Outside, something cried out in the night. He listened, but it was not human. Rhali was still lost.
“But you led them to us!” Jenna said. “Why the hell would you do that? Why would you think that was anything like a good idea?”
“We weren't sure they were following.”
“Bullshit!” Jenna shouted. Reaper flinched, face stern. But he did not respond. “What, were you scared? When you found you couldn't shout someone apart? And are you so-called Superiors just the thickest crusts of dog shit on the shittiest covered shit-shoe in the history of shit? Are you? Huh? You've wiped out pretty much everyone who can do something about the bomb, and now we've got the last one here, you lead the Choppers right to us!” She looked ready to rage some more, but her fury seemed to wane as quickly as it had risen. She pointed at Lucy-Anne. “And look what happens.” Her voice was suddenly lighter, sadder. “Just look.”
Lucy-Anne was sleeping in the corner of the large room. It had been a nightclub of some sort at one point, probably turned into a drinking club soon before Doomsday. There were no bodies in here, but plenty of canned drinks and bottled water, and crisps and nuts. The main attraction, though, was its lack of windows. They were shut off in here. Jack wondered whether, if he really thought about it, he could cut himself off from everything that had happened outside.
But he could still smell the blood and feel the desperation of his friends.
He was tired. Sparky's wounds had been simple to tend to. He'd be scarred, but Jack had stopped the bleeding and knitted flesh where his two worst lacerations lay open to the bone. But Lucy-Anne's wound was far different.

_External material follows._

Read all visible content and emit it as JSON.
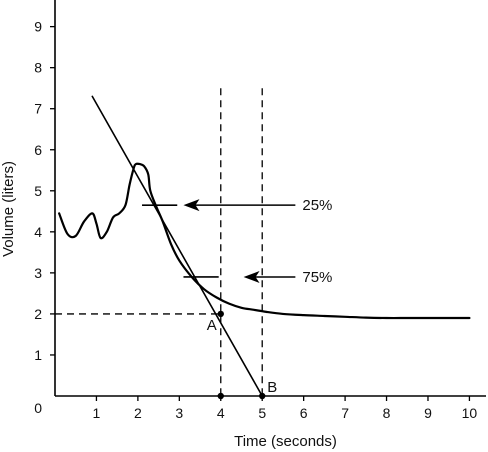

The bullet had passed clean through her face, but in doing so it had done major damage. Her lower jaw was broken, teeth smashed, cheekbones cracked. Her broken teeth had been driven into her throat, and if it
hadn't been for Nomad opening an airway—a finger tracheotomy—Lucy-Anne would have suffocated.
As it was, Jack had eased her pain with a touch, but try as he might he'd not been able to reset the bones. Perhaps there were some who could. He had seen Rosemary's friend operate on Jenna to retrieve a bullet without opening her up. But right now, such damage was beyond his talents. She moaned, unconscious. Nomad slumped beside her, asleep herself. Nomad frightened Jack, because she gave off a heat and a stink that only he could sense. He thought she was dying, but she hadn't said a thing since they'd broken into the club. He'd moved close to her once to try to wake her up, but the heat and smell had driven him away.
The stench of death. And the heat, for all he knew, of hell.
“I was wrong,” Reaper said.
“What?” Jack said, aghast.
“I was—”
“I heard what you said!” He could barely even look at the man. Frightening, powerful, inhuman, to hear him utter such words disturbed Jack as much as anything else. It made him realise how much was changing, and how useless everything had become.
“So now what?” Sparky said. “I mean, thanks for sorting me out, mate. And for Lucy-Anne…for doing as much as you can for her. But now what? Rhali's gone. Your charming dad's gang are mostly dead or gone. Apart from Mrs. Frost there. And Hayden's had his brains blown out.”
“Yeah,” Jack said. “I know all that.”
“So you've got a plan?” Sparky said. “Cos we're shit out of time.”
“No plan,” Jack said. “Other than, just…” He shrugged, because what he was going to suggest was no plan at all.
“What?” Sparky asked. “Tell us. You sound like you've given up, and you can't sound like that. I won't let you.”
“You saved us all back there,” Jenna said, and she cut straight to the core of what was torturing Jack. Not the bomb, or Hayden's death, or even Rhali's disappearance. It was the fact that he had killed again that made everything seem so pointless. He knew it was stupid, but he couldn't alter the way he thought. Even if everything worked out fine, he had killed to make it happen. A world where that was the price was perhaps not a world worth saving.